Germany has atoned. Post-USSR Russia did…kinda. Now, under Putin, Russia is pitching its moral and political debts to eastern Europe in the wastebasket. Instead of acknowledging and atoning for the abuses to which it subjected its neighbors—including hideous crimes like the Katyn massacre, the slaughter of over 20,000 Polish military officers as part of Stalin’s effort to extinguish Poland as a meaningful force and national identity; Stalin’s brutal collectivization campaign that killed hundreds of thousands in Ukraine; and, even more recently, the Chernobyl disaster—Putin is headed in the opposite direction.
Putin is concentrating on Russia’s own sense of grievance, its own nationalism, and its own regional aspirations, aspirations that center on the fate of ethnic Russians and Russian speakers in the eastern European states and inevitably conflict with aspirations in Ukraine–as Putin seeks to neuter Ukraine, and turn it into a federalized, helpless buffer against intrusion from the West.
In the callous realist view—which, I might add, seems to be the view from most of Europe, including Berlin–agreeing with Putin to Finlandize Ukraine is a smart, split-the-baby solution.
The baby i.e.
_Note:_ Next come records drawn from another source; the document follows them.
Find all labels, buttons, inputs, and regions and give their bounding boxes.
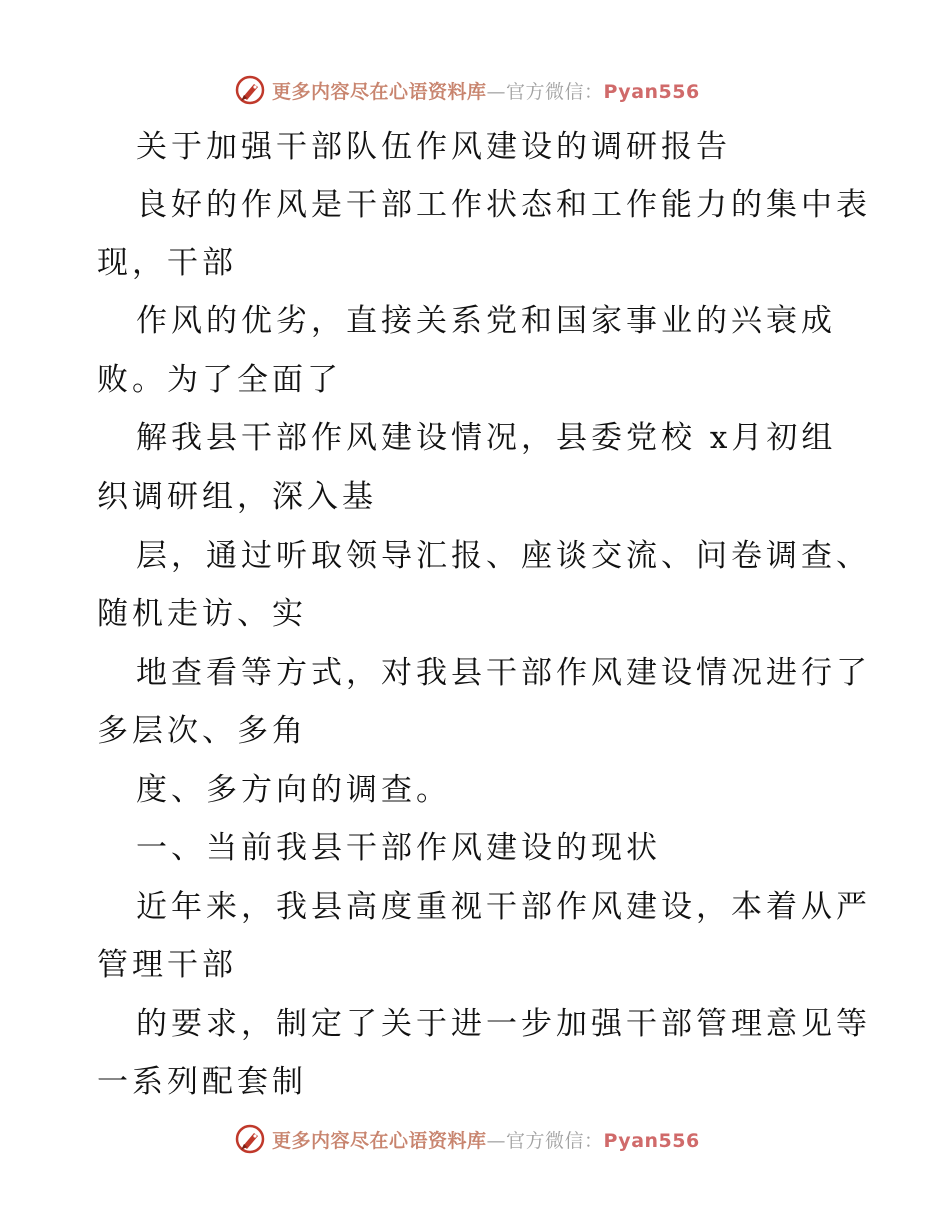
watermark-wechat-id: Pyan556 [603, 1129, 700, 1152]
paragraph-line: 织调研组，深入基 [97, 479, 377, 515]
paragraph-line: 作风的优劣，直接关系党和国家事业的兴衰成 [136, 303, 836, 339]
pen-nib-seal-icon [234, 1123, 266, 1155]
watermark-site: 更多内容尽在心语资料库 [272, 1129, 487, 1152]
paragraph-line: 良好的作风是干部工作状态和工作能力的集中表 [136, 187, 871, 223]
paragraph-line: 败。为了全面了 [97, 362, 342, 398]
paragraph-line: 地查看等方式，对我县干部作风建设情况进行了 [136, 655, 871, 691]
watermark-text [272, 1126, 700, 1153]
paragraph-line: 多层次、多角 [97, 713, 307, 749]
watermark-wechat-label: 官方微信： [506, 1129, 604, 1152]
paragraph-line: 随机走访、实 [97, 596, 307, 632]
watermark-dash: — [486, 80, 507, 103]
watermark-site: 更多内容尽在心语资料库 [272, 80, 487, 103]
watermark-footer [234, 1122, 700, 1156]
paragraph-line: 管理干部 [97, 947, 237, 983]
paragraph-line: 解我县干部作风建设情况，县委党校 x月初组 [136, 420, 837, 456]
section-heading: 一、当前我县干部作风建设的现状 [136, 830, 661, 866]
paragraph-line: 度、多方向的调查。 [136, 772, 451, 808]
paragraph-line: 层，通过听取领导汇报、座谈交流、问卷调查、 [136, 538, 871, 574]
paragraph-line: 一系列配套制 [97, 1064, 307, 1100]
watermark-wechat-id: Pyan556 [603, 80, 700, 103]
paragraph-line: 的要求，制定了关于进一步加强干部管理意见等 [136, 1006, 871, 1042]
document-title: 关于加强干部队伍作风建设的调研报告 [136, 129, 731, 165]
watermark-dash: — [486, 1129, 507, 1152]
paragraph-line: 现，干部 [97, 245, 237, 281]
watermark-wechat-label: 官方微信： [506, 80, 604, 103]
paragraph-line: 近年来，我县高度重视干部作风建设，本着从严 [136, 889, 871, 925]
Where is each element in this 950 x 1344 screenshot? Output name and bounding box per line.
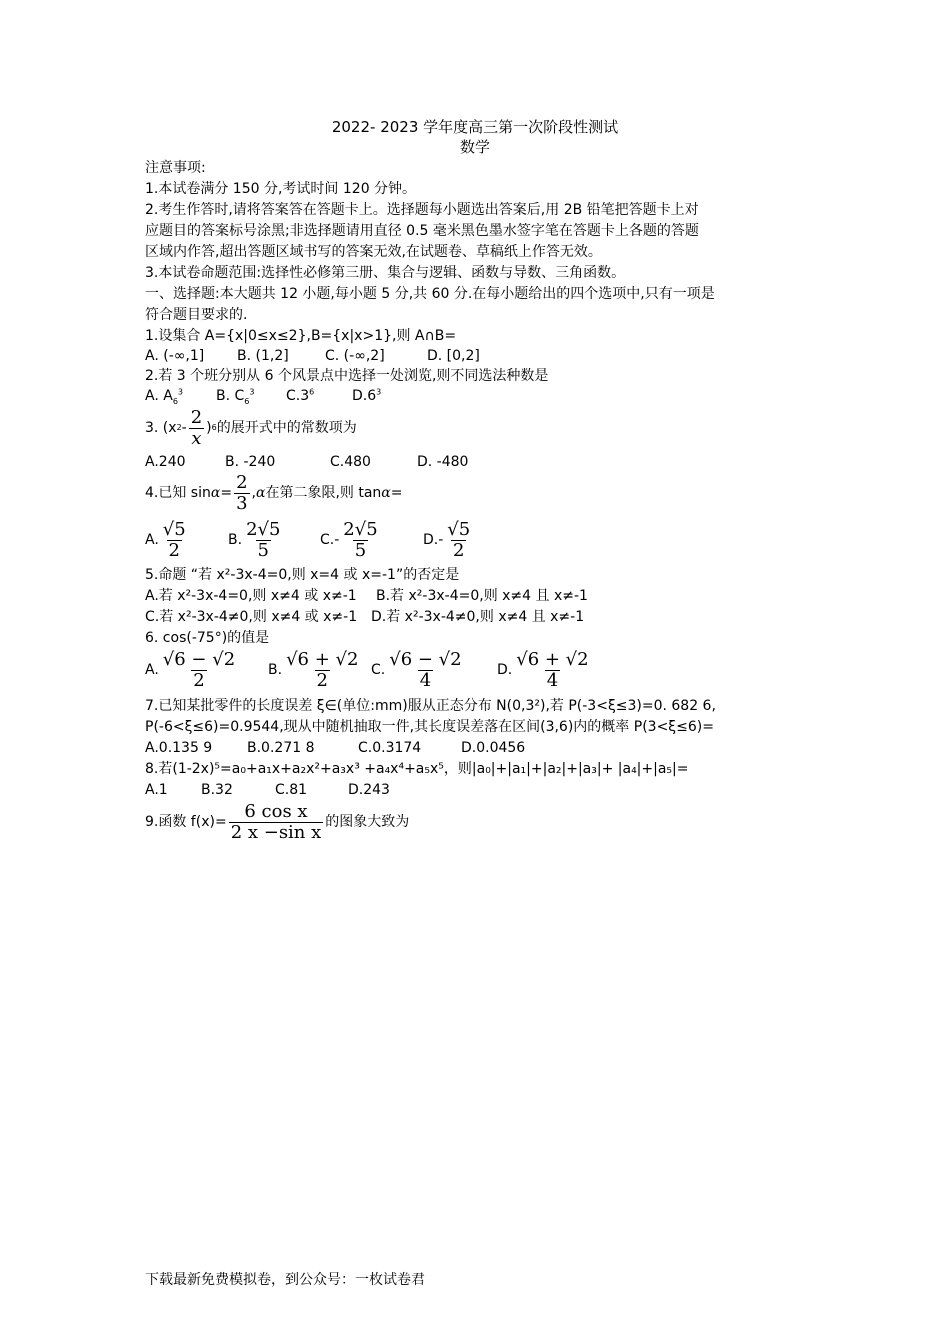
q7-option-a: A.0.135 9 — [145, 740, 213, 756]
q6-option-b: B. $\frac{√6 + √2}{2}$ — [268, 648, 359, 691]
q2-option-c: $C.3^6$ — [286, 387, 315, 404]
q7-option-b: B.0.271 8 — [247, 740, 315, 756]
q6-option-d: D. $\frac{√6 + √2}{4}$ — [497, 648, 589, 691]
q2-option-b: B. $C_6^3$ — [216, 387, 255, 406]
q8-option-a: A.1 — [145, 782, 168, 798]
q4-option-a: A. $\frac{√5}{2}$ — [145, 518, 186, 561]
q5-option-c: C.若 x²-3x-4≠0,则 x≠4 或 x≠-1 — [145, 609, 358, 625]
q4-option-c: C.- $\frac{2√5}{5}$ — [320, 518, 378, 561]
q4-fraction: $\frac{2}{3}$ — [236, 471, 248, 514]
q1-option-b: B. (1,2] — [237, 348, 289, 364]
note-line: 2.考生作答时,请将答案答在答题卡上。选择题每小题选出答案后,用 2B 铅笔把答题卡上对 — [145, 202, 699, 218]
note-line: 3.本试卷命题范围:选择性必修第三册、集合与逻辑、函数与导数、三角函数。 — [145, 265, 626, 281]
q1-option-a: A. (-∞,1] — [145, 348, 205, 364]
q3-option-b: B. -240 — [225, 454, 276, 470]
q5-option-a: A.若 x²-3x-4=0,则 x≠4 或 x≠-1 — [145, 588, 357, 604]
q3-option-a: A.240 — [145, 454, 186, 470]
question-5-stem: 5.命题 “若 x²-3x-4=0,则 x=4 或 x=-1”的否定是 — [145, 567, 460, 583]
question-2-stem: 2.若 3 个班分别从 6 个风景点中选择一处浏览,则不同选法种数是 — [145, 368, 549, 384]
note-line: 区域内作答,超出答题区域书写的答案无效,在试题卷、草稿纸上作答无效。 — [145, 244, 602, 260]
q7-option-d: D.0.0456 — [461, 740, 526, 756]
question-7-stem: 7.已知某批零件的长度误差 ξ∈(单位:mm)服从正态分布 N(0,3²),若 P(-3<ξ≤3)=0. 682 6, — [145, 698, 716, 714]
q2-option-a: A. $A_6^3$ — [145, 387, 183, 406]
q6-option-a: A. $\frac{√6 - √2}{2}$ — [145, 648, 236, 691]
q8-option-b: B.32 — [201, 782, 233, 798]
question-6-stem: 6. cos(-75°)的值是 — [145, 630, 270, 646]
q8-option-c: C.81 — [275, 782, 308, 798]
q4-option-b: B. $\frac{2√5}{5}$ — [228, 518, 281, 561]
q5-option-b: B.若 x²-3x-4=0,则 x≠4 且 x≠-1 — [376, 588, 588, 604]
question-9-stem: 9.函数 f(x)= $\frac{\text{6 cos x}}{\text{2 x −sin x}}$ 的图象大致为 — [145, 800, 410, 843]
q3-fraction: $\frac{2}{x}$ — [190, 406, 203, 449]
q7-option-c: C.0.3174 — [358, 740, 422, 756]
question-3-stem: 3. (x 2 - $\frac{2}{x}$ ) 6 的展开式中的常数项为 — [145, 406, 357, 449]
note-line: 1.本试卷满分 150 分,考试时间 120 分钟。 — [145, 181, 417, 197]
question-1-stem: 1.设集合 A={x|0≤x≤2},B={x|x>1},则 A∩B= — [145, 328, 457, 344]
footer-note: 下载最新免费模拟卷，到公众号：一枚试卷君 — [145, 1272, 425, 1288]
question-7-stem-cont: P(-6<ξ≤6)=0.9544,现从中随机抽取一件,其长度误差落在区间(3,6)内的概率 P(3<ξ≤6)= — [145, 719, 714, 735]
section-heading: 一、选择题:本大题共 12 小题,每小题 5 分,共 60 分.在每小题给出的四个选项中,只有一项是 — [145, 286, 715, 302]
q3-option-d: D. -480 — [417, 454, 469, 470]
q8-option-d: D.243 — [348, 782, 390, 798]
exam-title: 2022- 2023 学年度高三第一次阶段性测试 — [331, 118, 619, 136]
note-line: 应题目的答案标号涂黑;非选择题请用直径 0.5 毫米黑色墨水签字笔在答题卡上各题的答题 — [145, 223, 699, 239]
q4-option-d: D.- $\frac{√5}{2}$ — [423, 518, 471, 561]
section-heading-cont: 符合题目要求的. — [145, 307, 248, 323]
q5-option-d: D.若 x²-3x-4≠0,则 x≠4 且 x≠-1 — [371, 609, 585, 625]
q9-fraction: $\frac{\text{6 cos x}}{\text{2 x −sin x}}$ — [230, 800, 322, 843]
exam-subject: 数学 — [459, 138, 490, 156]
q6-option-c: C. $\frac{√6 - √2}{4}$ — [371, 648, 462, 691]
q3-option-c: C.480 — [330, 454, 371, 470]
question-4-stem: 4.已知 sin α = $\frac{2}{3}$ , α 在第二象限,则 tan α = — [145, 471, 403, 514]
notes-heading: 注意事项: — [145, 160, 206, 176]
question-8-stem: 8.若(1-2x)⁵=a₀+a₁x+a₂x²+a₃x³ +a₄x⁴+a₅x⁵，则|a₀|+|a₁|+|a₂|+|a₃|+ |a₄|+|a₅|= — [145, 761, 689, 777]
q1-option-c: C. (-∞,2] — [325, 348, 385, 364]
q1-option-d: D. [0,2] — [427, 348, 480, 364]
q2-option-d: $D.6^3$ — [352, 387, 382, 404]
Ukraine, at least the Ukraine of anti-Russian Ukraine nationalists, understandably doesn’t feel this way.
And I think that might be where Professor Snyder stands.
He sees the current situation as a recapitulation of the destruction of Poland at the hands of Stalin and Hitler. He perhaps yearns for an alternative future, in which the West redeems itself for its abandonment of Poland by supporting Ukraine in its efforts to achieve genuine political, military, and psychological independence of Russia.
In other words, for Snyder perhaps he sees the struggle in Ukraine is an attempt to regain moral agency both for Ukraine and for its Western backers, just as Putin is trying to strip it away.
For most of the world, perhaps, the current crisis in Ukraine is primarily a dust-up between an inept and hopelessly compromised pro-Western government in Kyiv versus suspicious and aggrieved ethnic Russians in the east.
Professor Snyder views Ukraine as a colossal moral struggle—The Battle in Ukraine Means Everything, in the title of his most recent piece for The New Republic. His hyperbolic critique also takes the rather creepy, borderline racist clash of civilizations view of Ukraine as a Gotterdammerung between Europe and the bastard son of Genghis Khan and Fu Manchu, uhm, excuse me, “Eurasia”, an Orientalizing construct whose rather obvious problems will perhaps come back to haunt his recollection after he’s cooled off a bit:
All of this is consistent with the fundamental ideological premise of Eurasia. Whereas European integration begins from the premise that National Socialism and Stalinism were negative examples, Eurasian integration begins from the more jaded and postmodern premise that history is a grab bag of useful ideas. Whereas European integration presumes liberal democracy, Eurasian ideology explicitly rejects it. ..
Ukraine has no history without Europe, but Europe also has no history without Ukraine. Ukraine has no future without Europe, but Europe also has no future without Ukraine. Throughout the centuries, the history of Ukraine has revealed the turning points in the history of Europe. This seems still to be true today. Of course, which way things will turn still depends, at least for a little while, on the Europeans.
My personal feeling, in any event, is that politics is a poor vehicle for moral redemption and Professor Snyder has taken on an insurmountable task in attempting to regenerate Ukraine as a national and moral force with the sorry situational and human capital burdening the regime in Kyiv.
However, I guess I can’t fault him too much for trying.